Oireachtas Joint and Select Committees

Tuesday, 14 June 2022

Joint Oireachtas Committee on Housing, Planning and Local Government

Review and Consolidation of Planning Legislation: Department of Housing, Local Government and Heritage (Resumed)

Ms Maria Graham:

I take on board that there has been a strong number of contributions around planning enforcement and the speed and resourcing issue. That is something we are very alive to and it is very useful to get engagement on that.

The Vice Chairman specifically asked about resources. We are working with the CCMA on local authority resources. Enforcement is one of the areas where we are looking to see the level of resources that are there, what might be required for future need and what we can do around shared resources in that area. It is a platform that will be important, whatever comes from the review, to make sure there is an alignment in terms of looking to the future, as well as the gap that might be there at the moment.

In terms of the generality, I obviously cannot comment on the particular review that is under way at the moment in the board. In the broader context, we are at a point where we have had the national planning framework and the regional strategies, and all of the local development plans are now going through that. For the first time, we have a national planning framework that really sets a context to planning and sets that hierarchy. By the end of next year, broadly, all of the development plans will have been through the process and the OPR will have looked at them.

We will then be in a different era. We will have development plans with which people will have engaged that are compliant with the national planning framework. That should limit or set the context for the board when it looks at things. There should not be that misalignment or rift leading to the potential to have material contraventions on the grounds of national policy.

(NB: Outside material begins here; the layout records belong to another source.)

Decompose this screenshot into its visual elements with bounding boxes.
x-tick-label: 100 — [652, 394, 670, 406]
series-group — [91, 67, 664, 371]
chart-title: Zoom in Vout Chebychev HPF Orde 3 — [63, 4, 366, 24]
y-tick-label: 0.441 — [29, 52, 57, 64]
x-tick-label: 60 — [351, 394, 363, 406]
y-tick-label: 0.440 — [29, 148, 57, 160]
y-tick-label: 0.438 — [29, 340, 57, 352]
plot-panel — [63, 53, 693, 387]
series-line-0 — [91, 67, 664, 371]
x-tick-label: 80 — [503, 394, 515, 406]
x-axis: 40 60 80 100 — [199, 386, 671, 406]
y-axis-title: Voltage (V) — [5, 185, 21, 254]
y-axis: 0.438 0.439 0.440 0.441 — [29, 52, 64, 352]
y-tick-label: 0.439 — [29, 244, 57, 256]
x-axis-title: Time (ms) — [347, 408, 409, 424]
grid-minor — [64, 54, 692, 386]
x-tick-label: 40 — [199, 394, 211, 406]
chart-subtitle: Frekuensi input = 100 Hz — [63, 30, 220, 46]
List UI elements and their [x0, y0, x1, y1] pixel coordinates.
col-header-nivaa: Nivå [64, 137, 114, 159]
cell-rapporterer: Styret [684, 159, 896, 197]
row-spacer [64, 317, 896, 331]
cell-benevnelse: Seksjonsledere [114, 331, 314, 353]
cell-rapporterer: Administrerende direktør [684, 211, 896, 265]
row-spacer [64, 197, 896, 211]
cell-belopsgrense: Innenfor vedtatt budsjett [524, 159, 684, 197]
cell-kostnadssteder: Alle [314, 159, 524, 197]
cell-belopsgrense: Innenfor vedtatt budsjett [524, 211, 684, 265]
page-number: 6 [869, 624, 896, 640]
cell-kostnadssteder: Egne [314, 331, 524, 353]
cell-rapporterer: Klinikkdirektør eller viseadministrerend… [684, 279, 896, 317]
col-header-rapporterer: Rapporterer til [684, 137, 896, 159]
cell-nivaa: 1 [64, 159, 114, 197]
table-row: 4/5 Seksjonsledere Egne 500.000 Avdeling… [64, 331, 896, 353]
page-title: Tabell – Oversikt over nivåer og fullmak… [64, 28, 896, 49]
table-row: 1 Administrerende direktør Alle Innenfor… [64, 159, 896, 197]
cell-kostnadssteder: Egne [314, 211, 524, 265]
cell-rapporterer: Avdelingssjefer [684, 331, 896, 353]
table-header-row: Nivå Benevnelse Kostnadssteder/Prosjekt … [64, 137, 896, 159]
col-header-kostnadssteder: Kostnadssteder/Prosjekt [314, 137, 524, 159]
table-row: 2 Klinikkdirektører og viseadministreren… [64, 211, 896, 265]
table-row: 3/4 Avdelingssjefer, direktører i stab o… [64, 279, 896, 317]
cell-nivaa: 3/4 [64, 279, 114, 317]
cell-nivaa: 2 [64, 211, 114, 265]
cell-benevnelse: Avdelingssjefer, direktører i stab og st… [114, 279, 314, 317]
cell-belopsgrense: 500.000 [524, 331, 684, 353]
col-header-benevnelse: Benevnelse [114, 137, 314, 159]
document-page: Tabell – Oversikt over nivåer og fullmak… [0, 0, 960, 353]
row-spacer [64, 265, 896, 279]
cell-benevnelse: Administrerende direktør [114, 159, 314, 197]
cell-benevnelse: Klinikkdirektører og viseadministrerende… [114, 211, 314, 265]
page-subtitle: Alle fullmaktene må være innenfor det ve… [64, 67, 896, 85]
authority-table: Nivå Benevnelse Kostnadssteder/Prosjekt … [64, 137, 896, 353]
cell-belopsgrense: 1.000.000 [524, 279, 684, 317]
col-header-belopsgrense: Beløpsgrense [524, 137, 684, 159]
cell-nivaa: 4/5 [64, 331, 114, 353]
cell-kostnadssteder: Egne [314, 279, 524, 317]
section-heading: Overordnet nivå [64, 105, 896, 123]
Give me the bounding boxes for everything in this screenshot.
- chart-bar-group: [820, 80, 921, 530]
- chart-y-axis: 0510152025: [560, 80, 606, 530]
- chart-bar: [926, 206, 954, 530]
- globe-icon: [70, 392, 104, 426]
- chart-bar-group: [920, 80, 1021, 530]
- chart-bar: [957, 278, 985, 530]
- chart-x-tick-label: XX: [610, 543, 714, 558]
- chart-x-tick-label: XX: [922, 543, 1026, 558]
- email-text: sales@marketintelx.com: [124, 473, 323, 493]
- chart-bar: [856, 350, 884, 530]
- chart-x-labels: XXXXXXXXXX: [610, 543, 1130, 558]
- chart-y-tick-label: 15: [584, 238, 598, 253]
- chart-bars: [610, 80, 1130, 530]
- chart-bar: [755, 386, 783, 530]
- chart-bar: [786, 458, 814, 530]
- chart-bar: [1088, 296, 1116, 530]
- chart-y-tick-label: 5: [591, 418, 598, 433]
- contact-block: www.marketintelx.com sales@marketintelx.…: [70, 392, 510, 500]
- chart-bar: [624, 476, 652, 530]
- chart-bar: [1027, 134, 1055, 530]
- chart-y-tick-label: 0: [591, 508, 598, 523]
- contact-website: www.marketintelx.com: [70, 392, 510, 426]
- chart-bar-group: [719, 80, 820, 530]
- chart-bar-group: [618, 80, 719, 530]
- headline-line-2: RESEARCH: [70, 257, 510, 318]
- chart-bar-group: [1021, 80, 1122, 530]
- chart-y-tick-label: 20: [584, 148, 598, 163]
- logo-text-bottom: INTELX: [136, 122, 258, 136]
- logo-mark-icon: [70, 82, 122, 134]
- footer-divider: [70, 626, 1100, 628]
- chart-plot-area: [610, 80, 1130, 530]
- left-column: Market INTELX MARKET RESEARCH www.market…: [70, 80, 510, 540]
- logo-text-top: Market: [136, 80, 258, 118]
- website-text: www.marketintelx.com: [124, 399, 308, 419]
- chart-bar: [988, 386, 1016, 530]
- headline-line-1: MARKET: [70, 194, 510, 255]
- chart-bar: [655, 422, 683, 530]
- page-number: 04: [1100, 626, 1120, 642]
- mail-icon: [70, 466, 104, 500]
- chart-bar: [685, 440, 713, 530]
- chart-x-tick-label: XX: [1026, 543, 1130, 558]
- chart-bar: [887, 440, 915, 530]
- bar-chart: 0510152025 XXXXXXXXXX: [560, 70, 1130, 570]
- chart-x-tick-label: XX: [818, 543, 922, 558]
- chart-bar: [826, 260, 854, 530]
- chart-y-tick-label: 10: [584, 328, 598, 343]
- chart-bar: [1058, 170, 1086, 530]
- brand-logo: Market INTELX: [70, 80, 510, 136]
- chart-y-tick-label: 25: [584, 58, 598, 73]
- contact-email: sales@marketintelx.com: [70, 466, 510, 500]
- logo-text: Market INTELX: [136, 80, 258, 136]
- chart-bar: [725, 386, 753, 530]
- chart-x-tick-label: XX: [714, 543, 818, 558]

In that broad sense, if we move on to the future in terms of this planning legislation, I envisage that people would be able to have confidence that, once the development plan has been through the cycle and has been through the OPR, there is a development plan that has been agreed and sets the context for what is going to happen. Over time, we want those development plans to get clearer and clearer to people and for there to be more engagement with people at the development plan stage so that they know what is going to happen in their area.

The large-scale residential developments going back to local authorities is also part of that piece. It must be in the context of the housing supply targets that are set for the area, the need to deliver on them, and the need to build for the future communities. That will be an important piece in building confidence in the planning system. From the system’s perspective, it is important that the impartiality and the independence of the board, as well as the independence of the OPR, are maintained. There are legislative proposals in the context of the organisational review. We are looking at them in that context. If anything else emerges, we will have an opportunity to take it on board.